I recently read that a significant portion of financial planners either don’t charge for plans or don’t do them at all for their clients. I find this an amazing statistic. At the same time I spent a fair amount of time wondering why this is true.
The thought occurred to me that financial planning is often like business plans. The plans are too long, too complicated and have too many moving parts. As a result, clients aren’t interested in them and advisors get frustrated putting together complex and or complicated plans that their clients never really understand.
Instead, if we concentrate on talking about the really important things in ones life and how we’re going to fund those important items, we’re more likely to have more reception from our clients about the financial planning process.
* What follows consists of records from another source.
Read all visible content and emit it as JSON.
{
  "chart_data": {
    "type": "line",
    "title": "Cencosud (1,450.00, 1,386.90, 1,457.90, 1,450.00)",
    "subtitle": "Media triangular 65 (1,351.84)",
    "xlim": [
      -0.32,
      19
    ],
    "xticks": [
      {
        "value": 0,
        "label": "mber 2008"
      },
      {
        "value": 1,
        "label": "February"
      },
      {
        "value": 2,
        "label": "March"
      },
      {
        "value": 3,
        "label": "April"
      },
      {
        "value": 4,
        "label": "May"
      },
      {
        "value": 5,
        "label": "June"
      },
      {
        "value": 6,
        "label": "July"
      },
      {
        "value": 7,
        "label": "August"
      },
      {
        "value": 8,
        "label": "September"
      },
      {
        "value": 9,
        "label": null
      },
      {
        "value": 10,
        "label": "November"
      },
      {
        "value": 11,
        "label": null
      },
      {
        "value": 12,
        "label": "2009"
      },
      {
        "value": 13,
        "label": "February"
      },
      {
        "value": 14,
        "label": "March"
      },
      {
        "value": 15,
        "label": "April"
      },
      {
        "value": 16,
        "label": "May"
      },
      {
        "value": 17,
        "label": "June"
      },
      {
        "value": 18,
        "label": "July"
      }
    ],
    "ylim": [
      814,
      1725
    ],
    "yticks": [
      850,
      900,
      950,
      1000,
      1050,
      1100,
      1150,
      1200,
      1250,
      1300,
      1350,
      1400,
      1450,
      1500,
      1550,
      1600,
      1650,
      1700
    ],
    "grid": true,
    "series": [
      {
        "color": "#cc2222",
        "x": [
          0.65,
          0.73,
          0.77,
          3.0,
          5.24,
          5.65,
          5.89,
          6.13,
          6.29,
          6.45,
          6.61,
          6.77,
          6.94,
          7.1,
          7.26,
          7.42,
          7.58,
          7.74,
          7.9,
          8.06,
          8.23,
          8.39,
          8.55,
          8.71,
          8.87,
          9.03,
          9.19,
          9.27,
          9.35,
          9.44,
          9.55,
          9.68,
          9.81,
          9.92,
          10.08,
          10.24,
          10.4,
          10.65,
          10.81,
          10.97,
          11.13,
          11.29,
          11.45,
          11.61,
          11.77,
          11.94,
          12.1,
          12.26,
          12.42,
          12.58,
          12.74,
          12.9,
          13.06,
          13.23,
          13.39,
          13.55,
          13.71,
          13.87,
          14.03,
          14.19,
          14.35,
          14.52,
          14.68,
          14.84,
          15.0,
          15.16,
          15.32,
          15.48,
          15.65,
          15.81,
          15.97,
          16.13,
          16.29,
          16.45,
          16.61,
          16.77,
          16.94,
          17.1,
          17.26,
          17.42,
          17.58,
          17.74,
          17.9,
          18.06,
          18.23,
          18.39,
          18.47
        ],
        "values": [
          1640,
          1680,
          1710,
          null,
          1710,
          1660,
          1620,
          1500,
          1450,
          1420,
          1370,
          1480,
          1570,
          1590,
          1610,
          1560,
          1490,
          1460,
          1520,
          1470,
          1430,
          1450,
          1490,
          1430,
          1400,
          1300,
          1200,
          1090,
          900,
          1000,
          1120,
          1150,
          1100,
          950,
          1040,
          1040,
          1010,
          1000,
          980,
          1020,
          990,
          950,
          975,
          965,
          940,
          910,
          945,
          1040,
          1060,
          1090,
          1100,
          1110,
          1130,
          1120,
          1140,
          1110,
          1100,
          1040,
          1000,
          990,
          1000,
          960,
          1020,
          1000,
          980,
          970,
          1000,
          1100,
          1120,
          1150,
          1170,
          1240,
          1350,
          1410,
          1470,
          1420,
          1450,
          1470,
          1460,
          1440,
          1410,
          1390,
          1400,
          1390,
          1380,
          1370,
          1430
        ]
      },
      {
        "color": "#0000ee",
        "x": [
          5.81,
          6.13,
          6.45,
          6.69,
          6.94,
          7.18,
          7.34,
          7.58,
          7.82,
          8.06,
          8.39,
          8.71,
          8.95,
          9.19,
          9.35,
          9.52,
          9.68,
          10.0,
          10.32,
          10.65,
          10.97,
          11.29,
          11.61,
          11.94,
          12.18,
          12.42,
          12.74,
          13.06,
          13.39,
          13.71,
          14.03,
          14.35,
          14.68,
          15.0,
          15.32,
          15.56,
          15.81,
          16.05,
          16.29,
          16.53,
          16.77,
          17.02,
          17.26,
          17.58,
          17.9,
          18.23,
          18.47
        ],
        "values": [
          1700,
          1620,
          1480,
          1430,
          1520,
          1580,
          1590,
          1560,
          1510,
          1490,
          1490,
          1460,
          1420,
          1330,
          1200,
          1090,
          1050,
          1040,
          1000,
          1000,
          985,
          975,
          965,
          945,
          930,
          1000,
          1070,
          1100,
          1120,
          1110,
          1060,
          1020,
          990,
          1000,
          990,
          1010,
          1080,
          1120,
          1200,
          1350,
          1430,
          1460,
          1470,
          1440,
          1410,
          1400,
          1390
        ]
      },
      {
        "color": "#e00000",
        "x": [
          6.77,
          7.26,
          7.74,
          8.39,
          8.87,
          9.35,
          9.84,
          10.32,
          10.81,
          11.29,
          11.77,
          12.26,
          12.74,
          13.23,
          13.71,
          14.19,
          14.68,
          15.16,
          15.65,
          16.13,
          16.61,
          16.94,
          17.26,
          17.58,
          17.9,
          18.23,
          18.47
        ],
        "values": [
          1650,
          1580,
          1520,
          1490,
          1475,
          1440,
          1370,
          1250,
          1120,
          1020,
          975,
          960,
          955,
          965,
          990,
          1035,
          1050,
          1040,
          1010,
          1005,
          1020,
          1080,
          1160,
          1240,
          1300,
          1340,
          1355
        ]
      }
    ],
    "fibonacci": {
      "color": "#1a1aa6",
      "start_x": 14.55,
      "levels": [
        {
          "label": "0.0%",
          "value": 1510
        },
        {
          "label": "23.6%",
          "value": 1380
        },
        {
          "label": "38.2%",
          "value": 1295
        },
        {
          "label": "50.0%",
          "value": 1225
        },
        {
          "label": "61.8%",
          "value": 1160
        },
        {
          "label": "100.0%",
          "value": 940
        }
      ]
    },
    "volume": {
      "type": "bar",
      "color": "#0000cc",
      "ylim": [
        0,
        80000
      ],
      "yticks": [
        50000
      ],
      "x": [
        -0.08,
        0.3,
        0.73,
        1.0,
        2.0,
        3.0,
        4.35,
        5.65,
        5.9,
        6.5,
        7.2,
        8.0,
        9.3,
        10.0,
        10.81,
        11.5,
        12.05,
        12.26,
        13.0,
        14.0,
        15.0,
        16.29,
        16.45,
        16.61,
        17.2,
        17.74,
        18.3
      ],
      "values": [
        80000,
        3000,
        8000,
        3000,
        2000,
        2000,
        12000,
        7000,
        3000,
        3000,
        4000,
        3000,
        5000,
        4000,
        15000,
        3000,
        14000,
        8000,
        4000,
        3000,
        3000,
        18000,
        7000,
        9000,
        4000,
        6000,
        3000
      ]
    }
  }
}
Those of us in the financial planning world know that when we do a complicated plan based on past return rates that our plan is incorrect before it even goes out the door. If instead, we used a simplified tool that didn’t try to get the last dollar right, but gave the client an idea if they were on track or not, we would have more enthusiasm from our clients and more long-term compliance with staying with a plan.
At the end of the day, a financial plan is really more about having our clients take the right steps than it is about whether we’re going to be able to retire at 62, 63 or 64. Between now and then there are too many things we have no idea are going to happen that will impact the plan.
We do know that there are best practices and steps our clients need to take to reach their life goals. If we help our clients understand what those goals are, then it’s relatively easy to put together a simple plan that is short, to the point and lets the client know whether they’re on track or off track.
At the same time, it’s important for our clients to understand that all financial plans need to be reviewed at least every five years. The vast majority of us will have had changes happen during that period that impact our goals and needs. Making appropriate changes in a simple plan allow us to help our clients stay pointed in a direction that will help them reach their goals.
And, isn’t that what planning really is about? If we simplified the planning process would that make your life better?